We're running an fMRI experiment with a mixed block-event related design, and trying to analyze it with a model in SPM which includes both events and block regressors, to examine transient and sustained activity. Visscher (2003) and some other authors recommend modelling blocks with canonical HRF but events with FIR. However we are unsure about some points regarding the most appropriate way to analyze these data:
(1) A previous discussion (https://www.jiscmail.ac.uk/cgi-bin/webadmin?A2=SPM;3e5782f7.0806) proposed a method to include in SPM regressors modeled differently (FIR+ canonical HRF) within the same GLM. However, we're not sure whether extracting the HRF modeled regressors in the model specification phase, and then including them as regressors (not conditions) in a second model in which we specify FIR regressors is the proper way to implement this. We followed these instructions, but we found bizarre results. Is this right procedure or is there a better alternative?
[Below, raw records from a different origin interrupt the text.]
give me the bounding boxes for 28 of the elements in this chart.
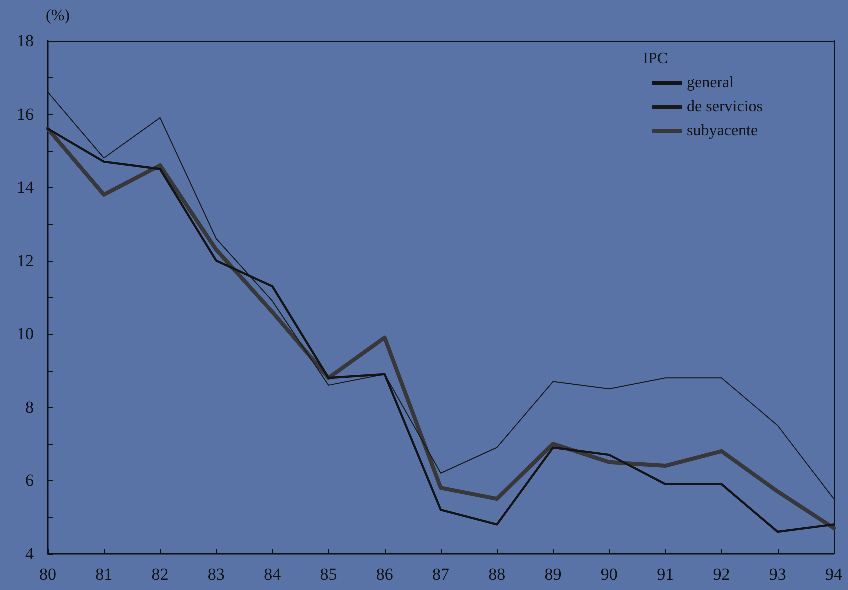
legend-label: general bbox=[687, 74, 735, 92]
y-tick-label: 12 bbox=[17, 251, 34, 270]
x-tick-label: 81 bbox=[96, 565, 113, 584]
x-tick-label: 85 bbox=[320, 565, 338, 584]
x-tick-label: 80 bbox=[40, 565, 56, 584]
y-axis-title: (%) bbox=[46, 8, 70, 24]
x-tick-label: 86 bbox=[376, 565, 394, 584]
legend-label: de servicios bbox=[687, 98, 764, 116]
x-tick-label: 82 bbox=[152, 565, 169, 584]
x-tick-label: 92 bbox=[713, 565, 730, 584]
x-tick-label: 83 bbox=[208, 565, 225, 584]
x-tick-label: 89 bbox=[544, 565, 562, 584]
x-tick-label: 84 bbox=[264, 565, 282, 584]
x-tick-label: 93 bbox=[769, 565, 786, 584]
y-tick-label: 4 bbox=[26, 544, 34, 564]
x-tick-label: 94 bbox=[826, 565, 843, 584]
y-tick-label: 14 bbox=[17, 178, 34, 198]
y-tick-label: 10 bbox=[17, 324, 34, 344]
y-tick-label: 8 bbox=[26, 398, 34, 417]
y-tick-label: 16 bbox=[17, 104, 34, 124]
x-tick-label: 88 bbox=[488, 565, 506, 584]
y-tick-label: 18 bbox=[17, 32, 34, 50]
legend-label: subyacente bbox=[687, 122, 758, 140]
y-tick-label: 6 bbox=[26, 471, 34, 490]
x-tick-label: 91 bbox=[657, 565, 674, 584]
x-tick-label: 87 bbox=[432, 565, 450, 584]
legend-title: IPC bbox=[643, 50, 668, 68]
x-tick-label: 90 bbox=[600, 565, 618, 584]
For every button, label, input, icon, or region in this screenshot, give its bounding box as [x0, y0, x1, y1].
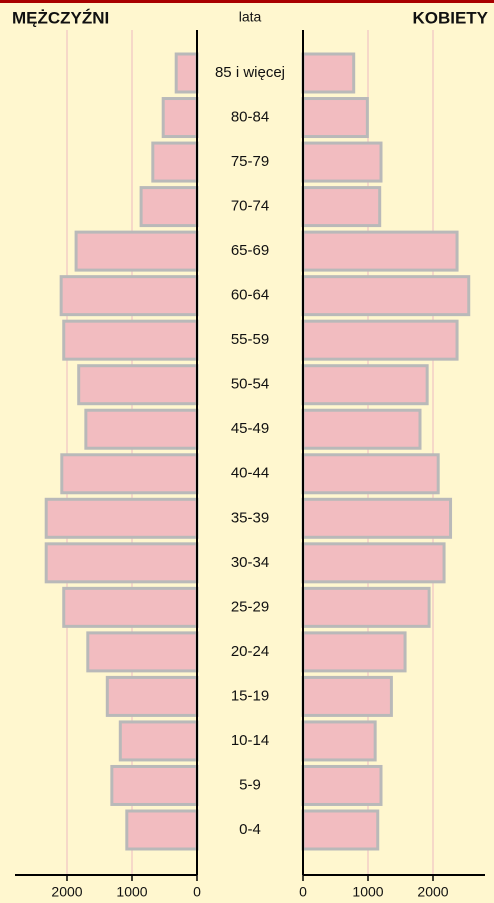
category-label: 15-19 — [231, 687, 269, 704]
category-label: 45-49 — [231, 420, 269, 437]
bar — [62, 586, 199, 628]
category-label: 5-9 — [239, 776, 261, 793]
bar — [301, 408, 422, 450]
bar — [174, 52, 199, 94]
bar — [86, 631, 199, 673]
bar — [301, 97, 369, 139]
bar — [301, 364, 429, 406]
category-label: 20-24 — [231, 643, 269, 660]
x-tick-label: 1000 — [116, 884, 147, 900]
bar — [139, 186, 199, 228]
bar — [59, 275, 199, 317]
category-label: 10-14 — [231, 732, 269, 749]
bar — [301, 809, 380, 851]
bar — [301, 186, 382, 228]
bar — [84, 408, 199, 450]
bar — [301, 497, 453, 539]
category-label: 80-84 — [231, 108, 269, 125]
category-label: 25-29 — [231, 598, 269, 615]
bar — [301, 319, 459, 361]
bar — [62, 319, 199, 361]
x-tick-label: 2000 — [51, 884, 82, 900]
series-label: MĘŻCZYŹNI — [12, 8, 109, 27]
bar — [301, 720, 377, 762]
bar — [301, 764, 383, 806]
category-label: 0-4 — [239, 821, 261, 838]
bar — [105, 675, 199, 717]
x-tick-label: 0 — [299, 884, 307, 900]
series-label: KOBIETY — [412, 8, 488, 27]
bar — [151, 141, 199, 183]
bar — [74, 230, 199, 272]
category-label: 70-74 — [231, 198, 269, 215]
category-label: 75-79 — [231, 153, 269, 170]
bar — [301, 631, 407, 673]
center-label: lata — [239, 9, 262, 25]
category-label: 60-64 — [231, 287, 269, 304]
bar — [301, 141, 383, 183]
category-label: 85 i więcej — [215, 64, 285, 81]
bar — [301, 275, 471, 317]
bar — [301, 675, 393, 717]
bar — [161, 97, 199, 139]
category-label: 40-44 — [231, 465, 269, 482]
category-label: 35-39 — [231, 509, 269, 526]
category-label: 55-59 — [231, 331, 269, 348]
category-label: 65-69 — [231, 242, 269, 259]
bar — [301, 542, 446, 584]
bar — [301, 230, 459, 272]
top-border — [0, 0, 494, 3]
bar — [60, 453, 199, 495]
bar — [125, 809, 199, 851]
bar — [44, 497, 199, 539]
bar — [110, 764, 199, 806]
x-tick-label: 2000 — [417, 884, 448, 900]
x-tick-label: 1000 — [352, 884, 383, 900]
bar — [44, 542, 199, 584]
category-label: 50-54 — [231, 376, 269, 393]
bar — [118, 720, 199, 762]
bar — [301, 586, 431, 628]
bar — [301, 453, 440, 495]
bar — [77, 364, 199, 406]
category-label: 30-34 — [231, 554, 269, 571]
bar — [301, 52, 356, 94]
x-tick-label: 0 — [193, 884, 201, 900]
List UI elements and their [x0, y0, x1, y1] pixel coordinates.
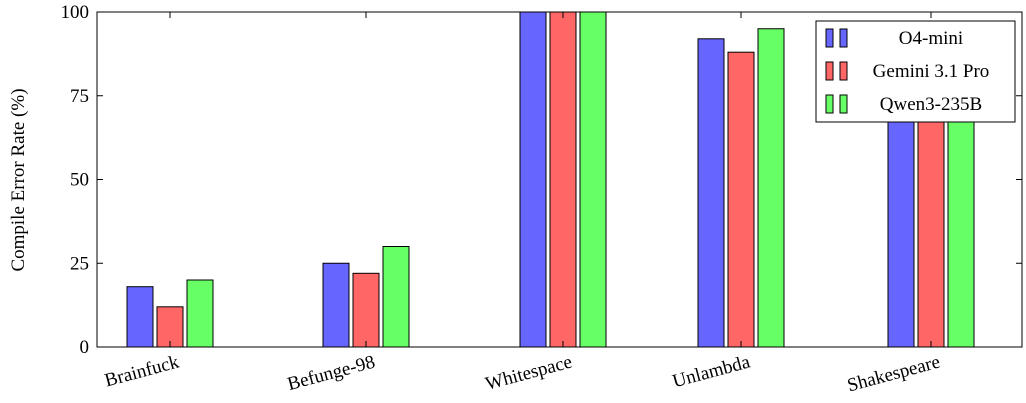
legend-swatch	[825, 61, 834, 81]
bar-qwen3-235b-whitespace	[579, 11, 607, 348]
bar-o4-mini-whitespace	[519, 11, 547, 348]
bar-gemini-3-1-pro-unlambda	[727, 51, 755, 348]
bar-qwen3-235b-befunge-98	[382, 246, 410, 348]
legend-label: O4-mini	[899, 28, 963, 49]
legend-swatch	[839, 28, 848, 48]
legend-label: Gemini 3.1 Pro	[873, 61, 990, 82]
legend: O4-mini Gemini 3.1 Pro Qwen3-235B	[815, 20, 1016, 123]
x-category-label: Whitespace	[483, 352, 574, 395]
legend-swatch	[825, 94, 834, 114]
bar-o4-mini-unlambda	[697, 38, 725, 348]
bar-gemini-3-1-pro-befunge-98	[352, 272, 380, 348]
y-tick-label: 100	[61, 2, 90, 23]
bar-gemini-3-1-pro-shakespeare	[917, 85, 945, 348]
x-category-label: Shakespeare	[845, 352, 942, 397]
y-axis-label: Compile Error Rate (%)	[8, 88, 29, 271]
legend-swatch	[839, 94, 848, 114]
y-tick-label: 50	[70, 170, 89, 191]
y-tick-label: 0	[80, 337, 90, 358]
legend-swatch	[825, 28, 834, 48]
bar-gemini-3-1-pro-whitespace	[549, 11, 577, 348]
legend-box	[815, 20, 1016, 123]
y-tick-label: 75	[70, 86, 89, 107]
x-category-label: Brainfuck	[102, 351, 181, 391]
bar-o4-mini-brainfuck	[126, 286, 154, 348]
legend-label: Qwen3-235B	[880, 94, 982, 115]
bar-qwen3-235b-unlambda	[757, 28, 785, 348]
y-tick-label: 25	[70, 253, 89, 274]
legend-swatch	[839, 61, 848, 81]
x-category-label: Befunge-98	[285, 352, 377, 396]
bar-gemini-3-1-pro-brainfuck	[156, 306, 184, 348]
bar-qwen3-235b-brainfuck	[186, 279, 214, 348]
bar-o4-mini-befunge-98	[322, 262, 350, 348]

(2) Each trial is composed by events with different durations (and one of them is jittered across trials). Should we use different durations of the intervals modeled by the FIR functions, depending on the events’ duration? Or is it ok if we just make a total window length of 20 s (HDR duration) for all types of events?
(3) Finally, a couple of doubts come to us referring the statistical analysis with FIR. We've thought of using 9 time bins to model the events, having 9 regressors for each of them. If we'd like to analyse differences in activity associated with two different event classes (which we would normally do with a T contrast 1, -1 if we only had 1 regressor), how should we proceed?. I've seen many papers where they use ANOVA, but, should we use an ANOVA for both the first and second levels? Or is it better to use T tests for the first level and then the ANOVA for the second one?